Interest in similar sector-based border adjustment mechanisms has increased in the U.S., driven in part by the sense that U.S. manufacturers in some sectors like steel production are less carbon-intensive than overseas competitors. Much of the discussion in the U.S. focuses on proposals that would apply carbon tariffs to imported goods that are more carbon-intensive than their U.S. counterparts, but without any corresponding fee on carbon-intensive products produced domestically. Such a policy would boost U.S. industry by making carbon-intensive imports more costly. However, a policy that does not apply emission reduction incentives or requirements on domestic manufacturers will do little to drive the deep industrial decarbonization in the U.S. that is critical to meeting climate goals. In addition, while some of the interest in these policies centers on allowing U.S. manufacturers to be exempted from the EU CBAM, it seems unlikely that an import-only fee would satisfy the E.U. that the U.S. has in place a comparable carbon pricing system.
An exception to this “imports only” approach is the Clean Competition Act (CCA) introduced in the last Congress by Sen. Sheldon Whitehouse (D-R.I.). Under CCA, both domestically produced and imported goods would face a carbon intensity charge if their emissions intensity exceeded a certain benchmark. The charge would start at $55 per ton of carbon emissions and increase by 5 percent plus inflation each year, while the intensity benchmark would drop 2.5 percent per year for the first few years and 5 percent per year thereafter until it reached zero. This fee would provide a very strong incentive for both domestic and international manufacturers to reduce their emissions intensity and has a promising potential to be considered part of an international climate-club pact.
The CCA would come close to implementing a low-carbon product standard (LCPS), which World Resources Institute explored for the cement and steel industries.
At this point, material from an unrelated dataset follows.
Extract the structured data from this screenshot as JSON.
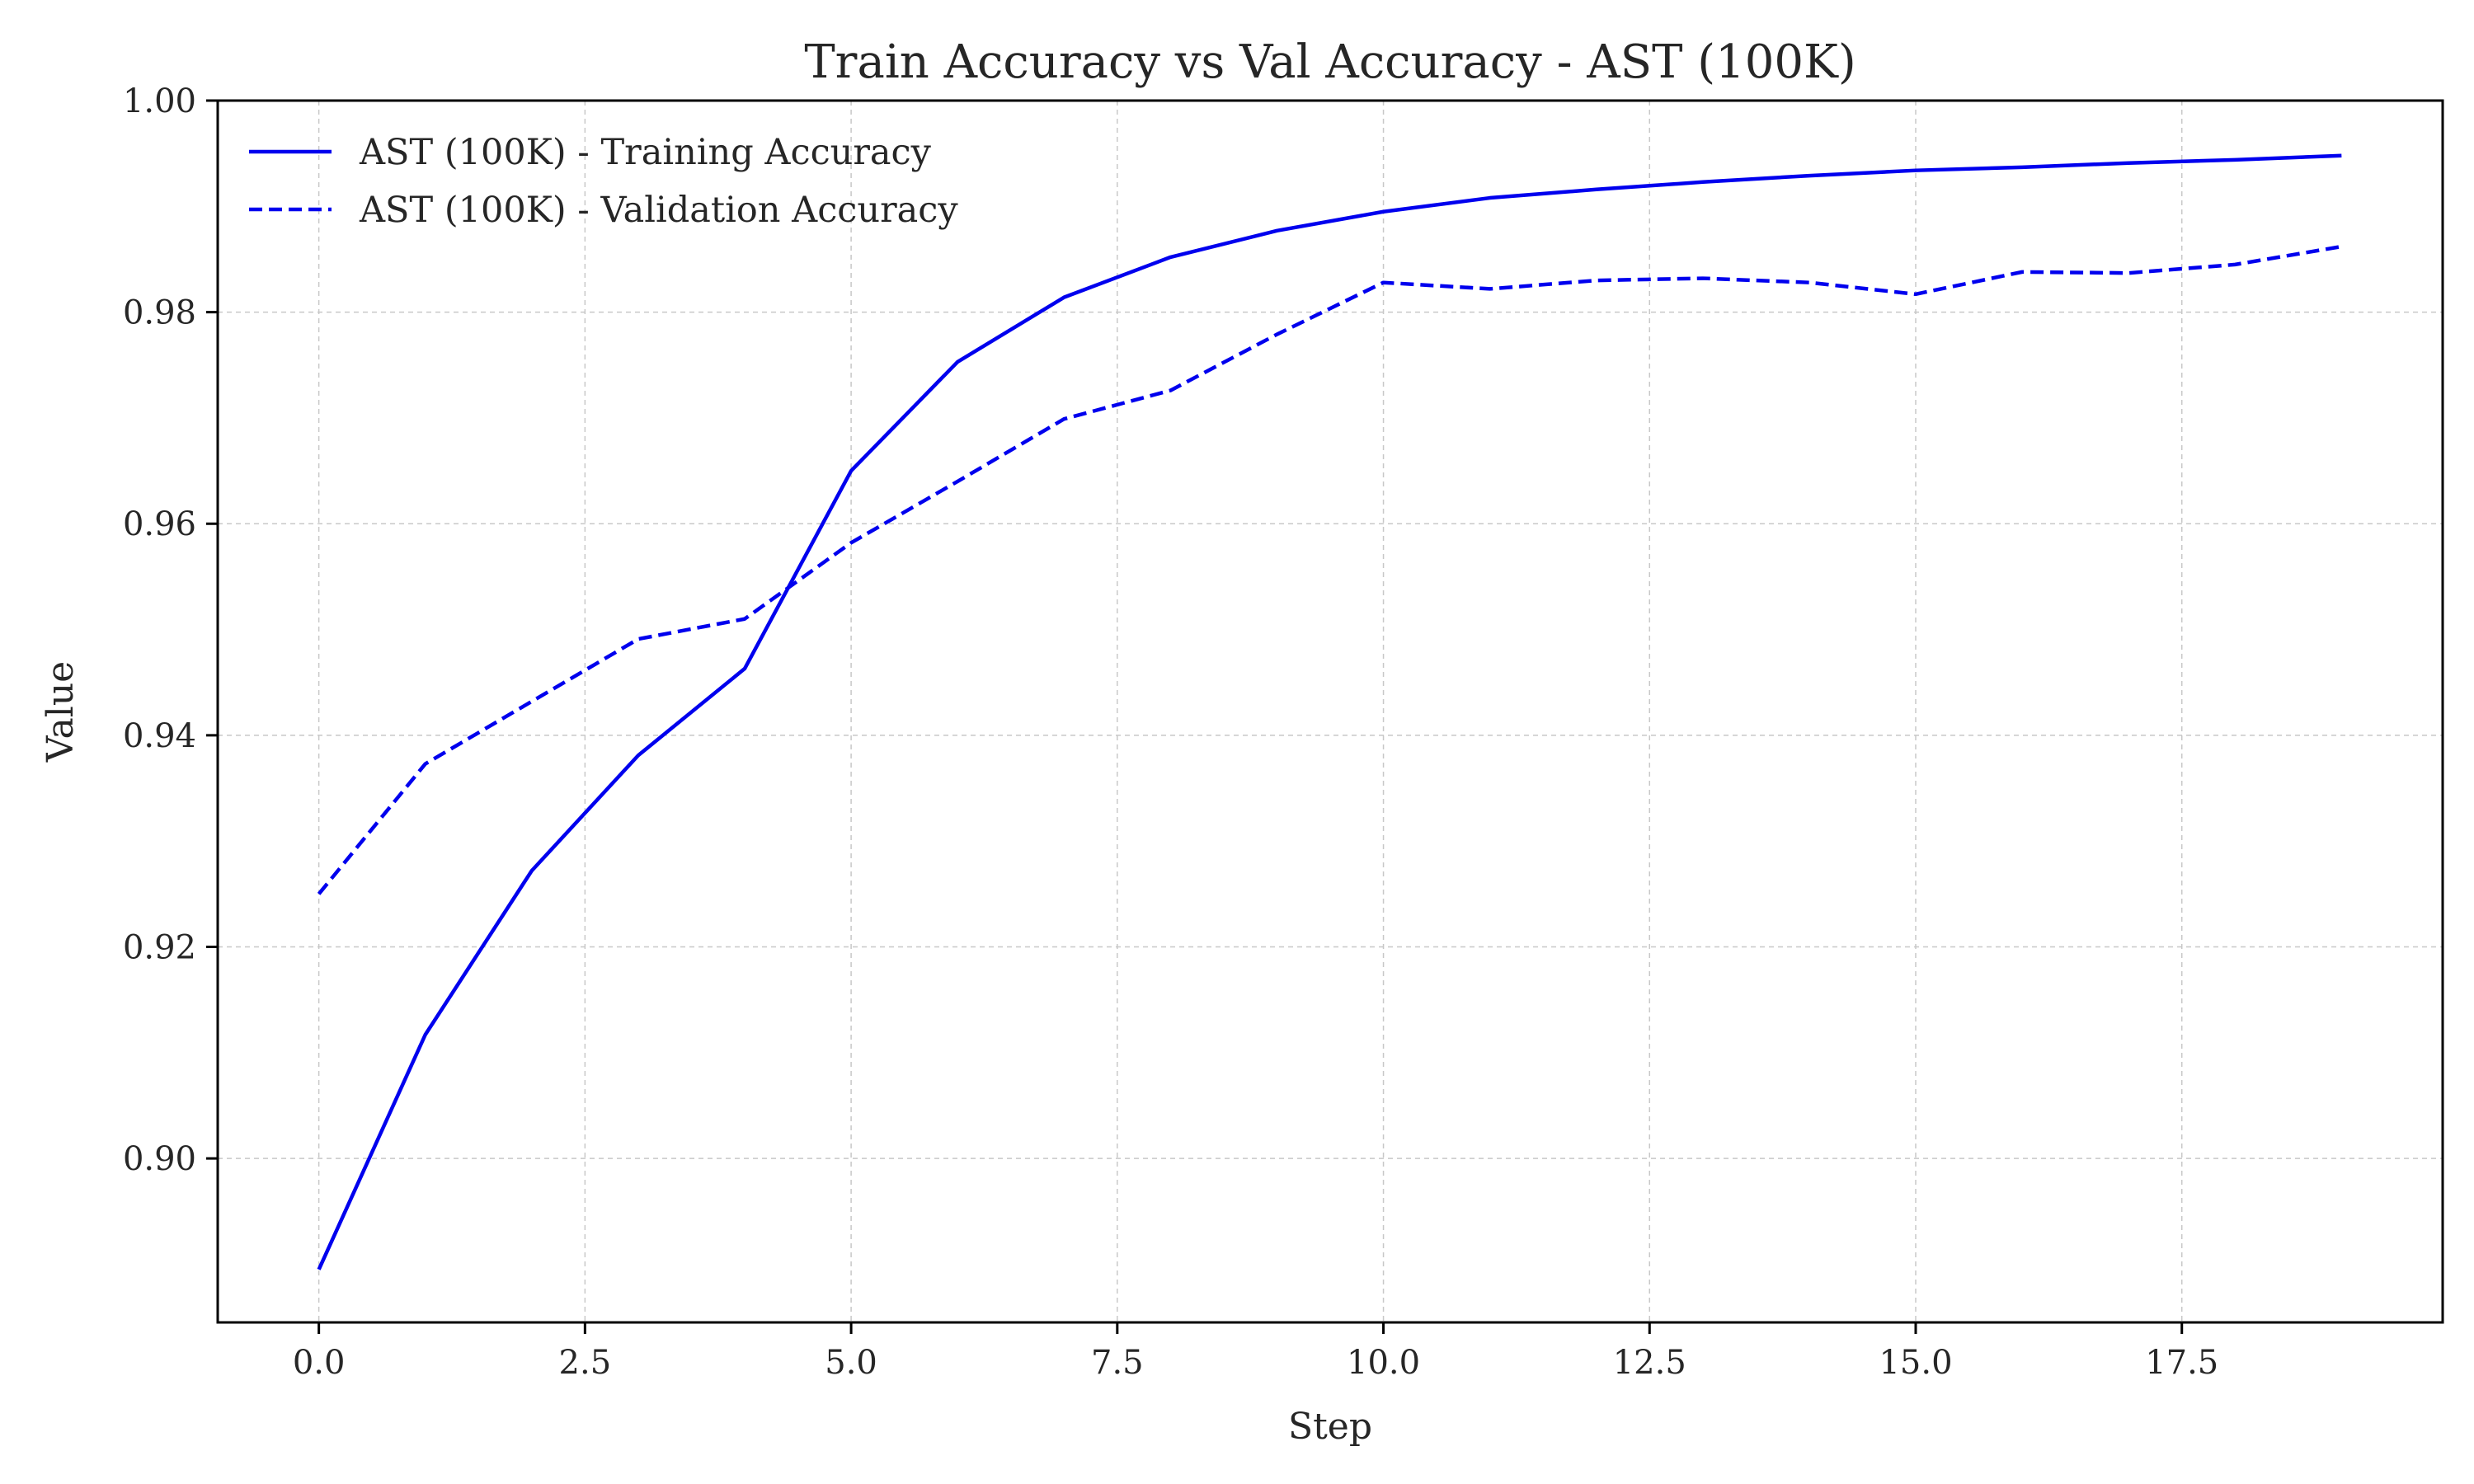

As described in this research, an LCPS would create a credit trading system similar to an emissions trading system, where products whose emissions intensity was lower than the benchmark would earn tradeable credits and products with a higher emissions intensity would have to surrender credits. The system could also be implemented with a fee-bate approach, where rebates would be paid to those who earned credits and a fee would be paid by those who owed them.
While both a CCA and LCPS would assess a product’s emissions intensity against a benchmark, an LCPS would create an additional layer of incentive for companies to make investments in significantly lowering their emissions, particularly in the early years of the program. Rather than just avoiding a fee by beating the benchmark under the CCA, with a LCPS companies would earn money based on how far below the benchmark they were. This approach would provide strong financial incentives for both existing facilities and new entrants to invest in innovative technologies and processes that not just meet but significantly beat the benchmarks. As the benchmark approaches zero under CCA, more goods would fall on the fee side of the equation, so the difference between the two approaches would diminish over time.
As policymakers look for ways to ensure that low-carbon U.S. manufacturers aren’t outcompeted by high-carbon imports, the U.S. should not simply rest on its current relatively clean manufacturing practices. A low-carbon product standard would ensure that manufacturers of both domestically produced and imported goods have strong incentives to decarbonize as soon as possible while also bolstering the competitiveness of clean U.S. manufacturers.
Kevin Kennedy is a senior fellow for the U.S. Climate Program at World Resources Institute.